Shannon looked at me yesterday when I got home and said, “why don’t you go write tomorrow night?”

This is huge.

Neil’s typical daily routine:

4am: alarm
4:30am-5:30am: exercise
5:30am-6:30am: shower/make coffee, smoothie, lunch. Kiss Shannon. Kiss the kids.
6:30am: leave for work.
7:30am-4:00pm: work
5pm: arrive home
5pm-8pm: dinner, being a dad
8pm-9:30pm: Shannon time (usually a movie or a tv show)
9:30pm: Bed

This merely to illustrate how much time I, who consider myself a writer, have to write. This isn’t a pity party. It’s just the way it is. I have a wife. I have kids. I have a job. I have a long commute. I have a doctor who tells me to exercise so I’ll live past 40.
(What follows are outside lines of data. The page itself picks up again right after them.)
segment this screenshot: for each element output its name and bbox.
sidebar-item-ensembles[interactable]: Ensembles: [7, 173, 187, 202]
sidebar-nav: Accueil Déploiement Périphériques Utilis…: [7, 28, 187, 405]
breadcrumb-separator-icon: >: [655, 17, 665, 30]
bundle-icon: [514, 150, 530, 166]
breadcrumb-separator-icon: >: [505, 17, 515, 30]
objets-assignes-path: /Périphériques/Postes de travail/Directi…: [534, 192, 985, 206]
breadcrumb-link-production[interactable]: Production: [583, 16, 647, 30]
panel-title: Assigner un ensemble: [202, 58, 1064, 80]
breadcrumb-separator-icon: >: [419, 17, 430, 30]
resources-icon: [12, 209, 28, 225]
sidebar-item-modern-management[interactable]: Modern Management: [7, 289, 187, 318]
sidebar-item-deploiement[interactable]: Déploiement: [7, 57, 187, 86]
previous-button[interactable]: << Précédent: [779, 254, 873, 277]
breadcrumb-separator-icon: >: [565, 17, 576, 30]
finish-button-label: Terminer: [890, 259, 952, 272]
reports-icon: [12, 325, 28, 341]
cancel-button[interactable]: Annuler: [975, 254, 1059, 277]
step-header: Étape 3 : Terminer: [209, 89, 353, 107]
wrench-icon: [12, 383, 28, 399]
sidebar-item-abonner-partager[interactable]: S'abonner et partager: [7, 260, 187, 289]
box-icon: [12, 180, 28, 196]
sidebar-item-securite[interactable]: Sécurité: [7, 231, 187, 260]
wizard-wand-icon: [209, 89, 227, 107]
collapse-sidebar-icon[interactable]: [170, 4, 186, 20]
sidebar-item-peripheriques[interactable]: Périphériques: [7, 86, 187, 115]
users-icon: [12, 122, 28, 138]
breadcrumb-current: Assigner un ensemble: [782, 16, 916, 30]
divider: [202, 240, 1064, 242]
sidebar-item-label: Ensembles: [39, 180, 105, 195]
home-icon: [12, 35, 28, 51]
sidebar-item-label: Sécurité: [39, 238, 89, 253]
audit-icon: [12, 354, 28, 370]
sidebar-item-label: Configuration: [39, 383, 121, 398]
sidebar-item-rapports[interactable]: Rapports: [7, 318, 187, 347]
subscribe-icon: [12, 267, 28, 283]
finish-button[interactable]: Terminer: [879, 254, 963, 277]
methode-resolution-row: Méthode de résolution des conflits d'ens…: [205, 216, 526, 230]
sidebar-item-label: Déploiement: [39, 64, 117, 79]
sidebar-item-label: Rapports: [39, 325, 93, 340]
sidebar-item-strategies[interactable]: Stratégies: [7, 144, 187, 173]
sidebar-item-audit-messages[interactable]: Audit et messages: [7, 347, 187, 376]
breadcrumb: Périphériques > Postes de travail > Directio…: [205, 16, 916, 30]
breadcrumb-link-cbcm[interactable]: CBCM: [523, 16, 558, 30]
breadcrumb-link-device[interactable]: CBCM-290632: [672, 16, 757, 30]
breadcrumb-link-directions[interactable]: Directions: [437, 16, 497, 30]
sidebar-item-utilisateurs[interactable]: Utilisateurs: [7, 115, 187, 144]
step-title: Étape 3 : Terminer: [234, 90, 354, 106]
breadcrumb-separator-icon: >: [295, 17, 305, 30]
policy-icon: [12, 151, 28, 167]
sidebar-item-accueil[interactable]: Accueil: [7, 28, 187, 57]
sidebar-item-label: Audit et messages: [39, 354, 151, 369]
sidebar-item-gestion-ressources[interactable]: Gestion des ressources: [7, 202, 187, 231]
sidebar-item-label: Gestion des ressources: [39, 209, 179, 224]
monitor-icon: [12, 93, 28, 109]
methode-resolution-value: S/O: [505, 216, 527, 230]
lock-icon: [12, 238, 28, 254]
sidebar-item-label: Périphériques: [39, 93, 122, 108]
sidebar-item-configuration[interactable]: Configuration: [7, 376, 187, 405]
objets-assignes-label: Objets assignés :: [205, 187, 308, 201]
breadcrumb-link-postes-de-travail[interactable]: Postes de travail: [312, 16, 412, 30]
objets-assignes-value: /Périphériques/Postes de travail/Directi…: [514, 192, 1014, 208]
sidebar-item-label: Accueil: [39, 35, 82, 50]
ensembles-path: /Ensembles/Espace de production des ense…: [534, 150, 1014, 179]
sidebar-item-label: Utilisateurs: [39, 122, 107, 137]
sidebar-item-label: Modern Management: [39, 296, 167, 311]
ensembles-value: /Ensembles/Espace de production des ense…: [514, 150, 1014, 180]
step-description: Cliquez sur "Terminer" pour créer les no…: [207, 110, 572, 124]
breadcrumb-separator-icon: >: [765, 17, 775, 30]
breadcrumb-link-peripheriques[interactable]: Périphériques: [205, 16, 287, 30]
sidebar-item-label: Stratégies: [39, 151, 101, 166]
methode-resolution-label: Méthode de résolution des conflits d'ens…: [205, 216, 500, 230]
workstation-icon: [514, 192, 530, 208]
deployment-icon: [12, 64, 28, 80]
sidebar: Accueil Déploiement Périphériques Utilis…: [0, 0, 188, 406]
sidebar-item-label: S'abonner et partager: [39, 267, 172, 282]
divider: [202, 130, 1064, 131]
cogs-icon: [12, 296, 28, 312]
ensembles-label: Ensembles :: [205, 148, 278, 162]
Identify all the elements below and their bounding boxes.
Sure I have time at work to write. But at work I’m writing for work—AM show scripts, group leader segments, late nite games. Not anything for me. But again, that’s okay because it’s my job and I’m good at it.

So if I ever want to write anything for myself (or you, my five faithful readers), it’s at the expense of the above-mentioned commitments.
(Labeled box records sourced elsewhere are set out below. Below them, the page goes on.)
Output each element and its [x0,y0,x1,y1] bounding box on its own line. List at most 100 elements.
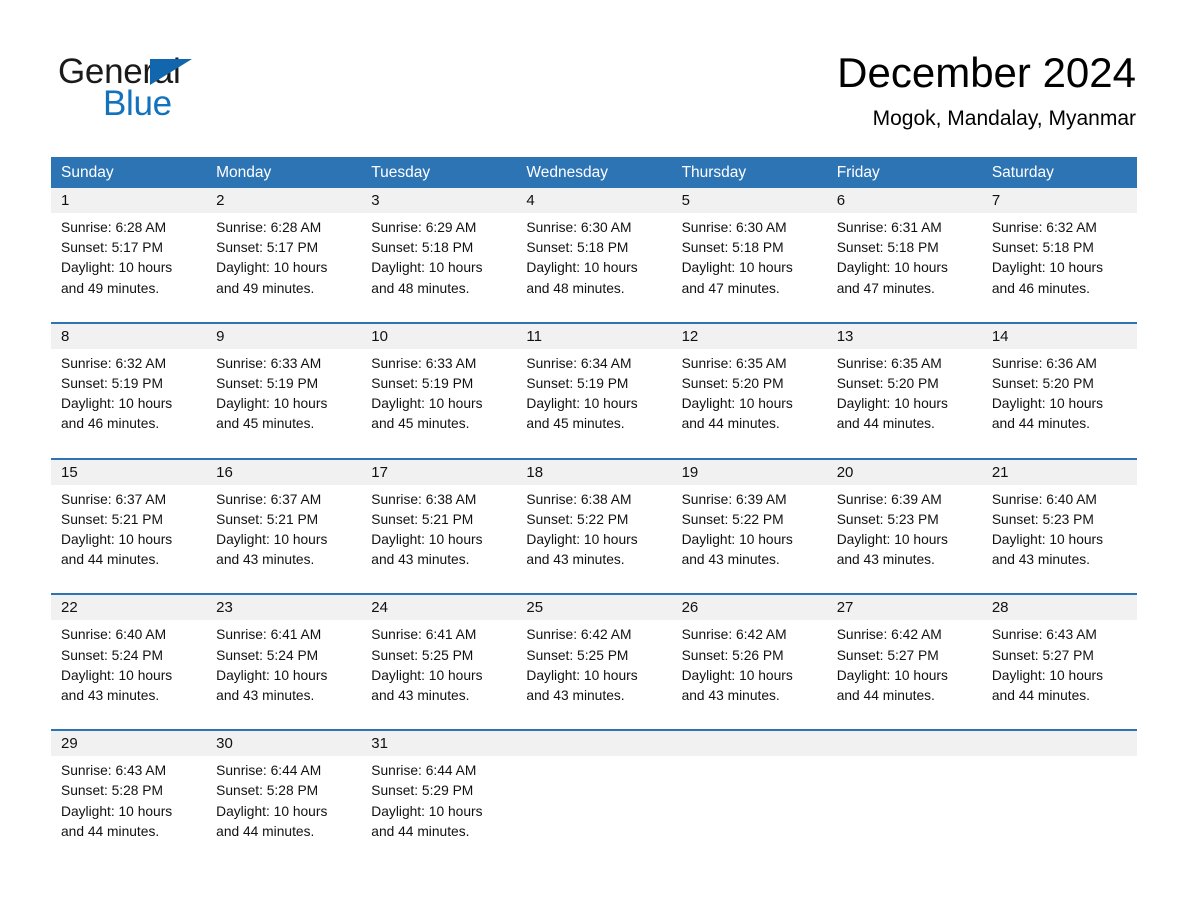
day-number[interactable]: 3 [361,188,516,213]
day-daylight-text: Daylight: 10 hours and 47 minutes. [681,260,793,296]
day-daylight-text: Daylight: 10 hours and 45 minutes. [371,396,483,432]
day-daylight-text: Daylight: 10 hours and 44 minutes. [61,532,173,568]
day-number[interactable]: 12 [672,324,827,349]
day-number[interactable]: 2 [206,188,361,213]
day-number[interactable]: 9 [206,324,361,349]
day-cell[interactable]: Sunrise: 6:42 AM Sunset: 5:27 PM Daylight:… [827,620,982,712]
day-cell[interactable]: Sunrise: 6:36 AM Sunset: 5:20 PM Daylight:… [982,349,1137,441]
day-number[interactable]: 20 [827,460,982,485]
day-number[interactable]: 7 [982,188,1137,213]
day-cell[interactable] [827,756,982,848]
day-cell[interactable]: Sunrise: 6:38 AM Sunset: 5:22 PM Daylight:… [516,485,671,577]
calendar-table: Sunday Monday Tuesday Wednesday Thursday Frid… [51,157,1137,849]
day-number[interactable]: 14 [982,324,1137,349]
day-number[interactable]: 30 [206,731,361,756]
day-cell[interactable]: Sunrise: 6:31 AM Sunset: 5:18 PM Daylight:… [827,213,982,305]
day-daylight-text: Daylight: 10 hours and 43 minutes. [61,667,173,704]
day-number[interactable]: 6 [827,188,982,213]
day-number[interactable]: 28 [982,595,1137,620]
day-cell[interactable]: Sunrise: 6:33 AM Sunset: 5:19 PM Daylight:… [206,349,361,441]
day-cell[interactable]: Sunrise: 6:37 AM Sunset: 5:21 PM Daylight:… [206,485,361,577]
day-sunset-text: Sunset: 5:23 PM [991,511,1094,527]
day-cell[interactable]: Sunrise: 6:38 AM Sunset: 5:21 PM Daylight:… [361,485,516,577]
day-cell[interactable]: Sunrise: 6:40 AM Sunset: 5:24 PM Daylight:… [51,620,206,712]
day-cell[interactable]: Sunrise: 6:35 AM Sunset: 5:20 PM Daylight:… [672,349,827,441]
day-number[interactable]: 29 [51,731,206,756]
day-daylight-text: Daylight: 10 hours and 44 minutes. [371,803,483,839]
day-number[interactable]: 10 [361,324,516,349]
day-sunrise-text: Sunrise: 6:41 AM [371,627,477,643]
day-cell[interactable]: Sunrise: 6:37 AM Sunset: 5:21 PM Daylight:… [51,485,206,577]
day-sunrise-text: Sunrise: 6:37 AM [216,491,322,507]
day-cell[interactable]: Sunrise: 6:41 AM Sunset: 5:25 PM Daylight:… [361,620,516,712]
day-sunset-text: Sunset: 5:19 PM [61,376,164,392]
day-number[interactable] [982,731,1137,756]
day-number[interactable]: 1 [51,188,206,213]
day-number-band: 29 30 31 [51,731,1137,757]
day-number[interactable]: 8 [51,324,206,349]
day-sunset-text: Sunset: 5:22 PM [681,511,784,527]
day-sunset-text: Sunset: 5:24 PM [216,647,319,663]
day-number[interactable]: 25 [516,595,671,620]
day-daylight-text: Daylight: 10 hours and 44 minutes. [681,396,793,432]
day-sunset-text: Sunset: 5:27 PM [836,647,939,663]
day-daylight-text: Daylight: 10 hours and 43 minutes. [681,532,793,568]
day-cell[interactable]: Sunrise: 6:41 AM Sunset: 5:24 PM Daylight:… [206,620,361,712]
day-number[interactable] [516,731,671,756]
day-number[interactable]: 27 [827,595,982,620]
day-number[interactable]: 13 [827,324,982,349]
day-sunrise-text: Sunrise: 6:36 AM [991,355,1097,371]
day-cell[interactable]: Sunrise: 6:30 AM Sunset: 5:18 PM Daylight:… [516,213,671,305]
day-cell[interactable]: Sunrise: 6:35 AM Sunset: 5:20 PM Daylight:… [827,349,982,441]
day-number[interactable]: 31 [361,731,516,756]
day-cell[interactable]: Sunrise: 6:39 AM Sunset: 5:23 PM Daylight:… [827,485,982,577]
day-number[interactable]: 11 [516,324,671,349]
day-cell[interactable]: Sunrise: 6:34 AM Sunset: 5:19 PM Daylight:… [516,349,671,441]
day-number[interactable]: 17 [361,460,516,485]
day-number[interactable]: 15 [51,460,206,485]
day-number[interactable]: 19 [672,460,827,485]
day-number[interactable]: 26 [672,595,827,620]
day-daylight-text: Daylight: 10 hours and 49 minutes. [216,260,328,296]
page-subtitle: Mogok, Mandalay, Myanmar [872,107,1136,130]
day-number[interactable] [827,731,982,756]
day-cell[interactable]: Sunrise: 6:29 AM Sunset: 5:18 PM Daylight:… [361,213,516,305]
day-sunset-text: Sunset: 5:23 PM [836,511,939,527]
day-sunset-text: Sunset: 5:25 PM [371,647,474,663]
day-cell[interactable] [982,756,1137,848]
day-cell[interactable]: Sunrise: 6:28 AM Sunset: 5:17 PM Daylight:… [51,213,206,305]
day-cell[interactable]: Sunrise: 6:43 AM Sunset: 5:27 PM Daylight:… [982,620,1137,712]
day-cell[interactable]: Sunrise: 6:28 AM Sunset: 5:17 PM Daylight:… [206,213,361,305]
day-sunrise-text: Sunrise: 6:43 AM [991,627,1097,643]
day-cell[interactable]: Sunrise: 6:42 AM Sunset: 5:26 PM Daylight:… [672,620,827,712]
day-number[interactable]: 4 [516,188,671,213]
day-cell[interactable]: Sunrise: 6:44 AM Sunset: 5:28 PM Daylight:… [206,756,361,848]
day-number[interactable]: 5 [672,188,827,213]
day-cell[interactable]: Sunrise: 6:30 AM Sunset: 5:18 PM Daylight:… [672,213,827,305]
day-number[interactable]: 18 [516,460,671,485]
day-cell[interactable]: Sunrise: 6:33 AM Sunset: 5:19 PM Daylight:… [361,349,516,441]
day-number[interactable]: 23 [206,595,361,620]
day-cell[interactable]: Sunrise: 6:44 AM Sunset: 5:29 PM Daylight:… [361,756,516,848]
day-cell[interactable] [516,756,671,848]
day-number[interactable]: 22 [51,595,206,620]
weekday-header-wednesday: Wednesday [526,164,608,181]
day-cell[interactable]: Sunrise: 6:43 AM Sunset: 5:28 PM Daylight:… [51,756,206,848]
day-number[interactable] [672,731,827,756]
day-cell[interactable]: Sunrise: 6:39 AM Sunset: 5:22 PM Daylight:… [672,485,827,577]
day-sunrise-text: Sunrise: 6:42 AM [681,627,787,643]
day-cell[interactable]: Sunrise: 6:42 AM Sunset: 5:25 PM Daylight:… [516,620,671,712]
day-number[interactable]: 16 [206,460,361,485]
day-cell[interactable]: Sunrise: 6:32 AM Sunset: 5:18 PM Daylight:… [982,213,1137,305]
weekday-header-thursday: Thursday [681,164,747,181]
day-cell[interactable]: Sunrise: 6:40 AM Sunset: 5:23 PM Daylight:… [982,485,1137,577]
day-daylight-text: Daylight: 10 hours and 43 minutes. [681,667,793,704]
day-cell[interactable] [672,756,827,848]
day-number[interactable]: 24 [361,595,516,620]
day-cell[interactable]: Sunrise: 6:32 AM Sunset: 5:19 PM Daylight:… [51,349,206,441]
day-sunset-text: Sunset: 5:21 PM [371,511,474,527]
day-number[interactable]: 21 [982,460,1137,485]
title-block: December 2024 Mogok, Mandalay, Myanmar [837,48,1136,132]
page-title: December 2024 [837,49,1136,96]
day-daylight-text: Daylight: 10 hours and 44 minutes. [991,667,1104,704]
So when Shannon says, “why don’t you go write tomorrow night?” It’s a pretty big deal. I get excited.

But also nervous. Cause now there’s pressure to produce something in these precious, worth their weight in gold, five hours I have been gifted. I go somewhere reasonably cool with interesting things and people to look at (new and unexpected visuals cause creative stimulation). I make a playlist of dramatic/epic music. I sit down and hope to God something happens. I solve my Rubik’s Cube eight or nine times.

And lo, God answers the hopes and makes something happen. The second act of a screenplay I’ve been stuck on for eight months breaks. Three new blog topics pop out.
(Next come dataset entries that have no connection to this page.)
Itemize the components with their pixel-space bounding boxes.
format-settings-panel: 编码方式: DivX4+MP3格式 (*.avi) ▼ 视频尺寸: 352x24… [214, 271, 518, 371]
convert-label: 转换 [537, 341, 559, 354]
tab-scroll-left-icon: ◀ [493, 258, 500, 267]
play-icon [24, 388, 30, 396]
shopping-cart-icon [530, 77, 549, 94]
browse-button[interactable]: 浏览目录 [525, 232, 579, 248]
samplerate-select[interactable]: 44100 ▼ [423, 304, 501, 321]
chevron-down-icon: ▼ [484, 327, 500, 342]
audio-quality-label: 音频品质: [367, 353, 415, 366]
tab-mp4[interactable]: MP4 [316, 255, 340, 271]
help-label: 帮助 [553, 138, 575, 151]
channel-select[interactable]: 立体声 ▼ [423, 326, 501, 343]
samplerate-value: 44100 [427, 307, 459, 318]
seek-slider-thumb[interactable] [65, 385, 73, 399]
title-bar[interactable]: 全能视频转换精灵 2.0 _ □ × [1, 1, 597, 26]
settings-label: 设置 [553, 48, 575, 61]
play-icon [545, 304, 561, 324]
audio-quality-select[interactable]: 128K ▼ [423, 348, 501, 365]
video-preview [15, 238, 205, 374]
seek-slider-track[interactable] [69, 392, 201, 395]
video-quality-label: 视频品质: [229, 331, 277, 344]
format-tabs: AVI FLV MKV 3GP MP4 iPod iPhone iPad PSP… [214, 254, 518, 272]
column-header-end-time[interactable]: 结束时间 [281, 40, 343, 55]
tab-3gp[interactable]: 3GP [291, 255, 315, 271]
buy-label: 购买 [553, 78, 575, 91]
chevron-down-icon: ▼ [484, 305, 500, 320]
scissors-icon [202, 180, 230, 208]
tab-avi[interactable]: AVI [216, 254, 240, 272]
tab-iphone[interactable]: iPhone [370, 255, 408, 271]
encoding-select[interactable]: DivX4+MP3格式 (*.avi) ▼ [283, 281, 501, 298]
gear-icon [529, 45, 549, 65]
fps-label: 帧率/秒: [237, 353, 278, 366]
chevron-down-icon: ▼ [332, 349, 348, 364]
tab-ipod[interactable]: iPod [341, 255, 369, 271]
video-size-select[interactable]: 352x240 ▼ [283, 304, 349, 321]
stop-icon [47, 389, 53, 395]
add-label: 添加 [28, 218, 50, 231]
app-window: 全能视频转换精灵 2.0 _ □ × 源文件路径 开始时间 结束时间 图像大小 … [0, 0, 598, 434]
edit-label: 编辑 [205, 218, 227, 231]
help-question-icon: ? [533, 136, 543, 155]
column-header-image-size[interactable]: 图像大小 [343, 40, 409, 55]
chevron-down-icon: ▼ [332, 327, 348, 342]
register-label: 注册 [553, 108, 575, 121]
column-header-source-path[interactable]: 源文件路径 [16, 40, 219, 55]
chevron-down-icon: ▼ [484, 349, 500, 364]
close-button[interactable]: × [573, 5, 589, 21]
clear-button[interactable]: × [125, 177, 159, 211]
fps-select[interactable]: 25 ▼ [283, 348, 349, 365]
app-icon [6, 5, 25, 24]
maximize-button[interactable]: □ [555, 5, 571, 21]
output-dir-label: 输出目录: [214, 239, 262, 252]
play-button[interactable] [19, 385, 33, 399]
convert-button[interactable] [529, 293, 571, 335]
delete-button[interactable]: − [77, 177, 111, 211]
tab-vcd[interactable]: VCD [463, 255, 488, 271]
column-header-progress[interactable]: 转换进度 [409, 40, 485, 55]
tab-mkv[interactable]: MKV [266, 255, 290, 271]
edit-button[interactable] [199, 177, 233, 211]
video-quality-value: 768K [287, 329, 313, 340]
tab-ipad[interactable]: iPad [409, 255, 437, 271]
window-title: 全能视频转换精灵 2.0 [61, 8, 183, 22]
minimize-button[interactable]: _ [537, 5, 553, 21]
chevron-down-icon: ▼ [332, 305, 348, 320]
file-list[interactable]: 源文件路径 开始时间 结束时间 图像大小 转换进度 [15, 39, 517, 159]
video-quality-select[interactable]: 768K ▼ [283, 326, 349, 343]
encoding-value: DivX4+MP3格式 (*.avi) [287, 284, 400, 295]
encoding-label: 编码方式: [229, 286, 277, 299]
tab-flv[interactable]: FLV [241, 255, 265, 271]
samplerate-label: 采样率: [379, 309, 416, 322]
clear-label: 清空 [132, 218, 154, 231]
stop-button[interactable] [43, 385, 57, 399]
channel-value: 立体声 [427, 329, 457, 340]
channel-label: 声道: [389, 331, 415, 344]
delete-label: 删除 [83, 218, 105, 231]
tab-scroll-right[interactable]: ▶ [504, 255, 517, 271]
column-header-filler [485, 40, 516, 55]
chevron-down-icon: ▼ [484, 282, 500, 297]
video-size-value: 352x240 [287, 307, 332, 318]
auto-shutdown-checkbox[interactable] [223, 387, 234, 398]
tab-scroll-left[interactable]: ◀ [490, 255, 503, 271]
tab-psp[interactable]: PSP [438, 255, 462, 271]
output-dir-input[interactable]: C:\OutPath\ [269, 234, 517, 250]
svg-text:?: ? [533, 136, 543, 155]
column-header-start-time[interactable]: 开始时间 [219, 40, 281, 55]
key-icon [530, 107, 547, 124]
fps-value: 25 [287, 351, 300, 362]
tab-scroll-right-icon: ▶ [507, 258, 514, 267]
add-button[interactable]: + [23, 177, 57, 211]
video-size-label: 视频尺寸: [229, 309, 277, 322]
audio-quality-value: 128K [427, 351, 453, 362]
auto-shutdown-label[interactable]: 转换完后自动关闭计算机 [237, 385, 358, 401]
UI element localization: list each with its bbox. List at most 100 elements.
Everything happens in His time. I know that. I know He orchestrates events: things I’ve seen and read, Shannon’s subtle observation of when I need a night, a badly needed phone call. But I think we forget it. How else to explain the constant surprise at God showing up in our lives and making things happen? Be it the Red Sea or a plot point, I feel the rustle in my heart as the Pneuma moves to orchestrate events, and I am surprised. I am surprised that He hasn’t forgotten me, hasn’t abandoned me. And my surprise turns to gratefulness.

Later it might become guilt over my lack of faith. But tonight I’ve got my foot on the brake pedal, hanging out in this intersection of surprise and gratefulness. It’s clear to me that God and I meet here regularly in this intersection, where His plan is the road, what He does and who He made me to be are the colliding cars, and this keyboard the blinking traffic light.

Shannon says as long as there’s nothing else going on, there’s no reason this can’t be a regular event. Shannon rules.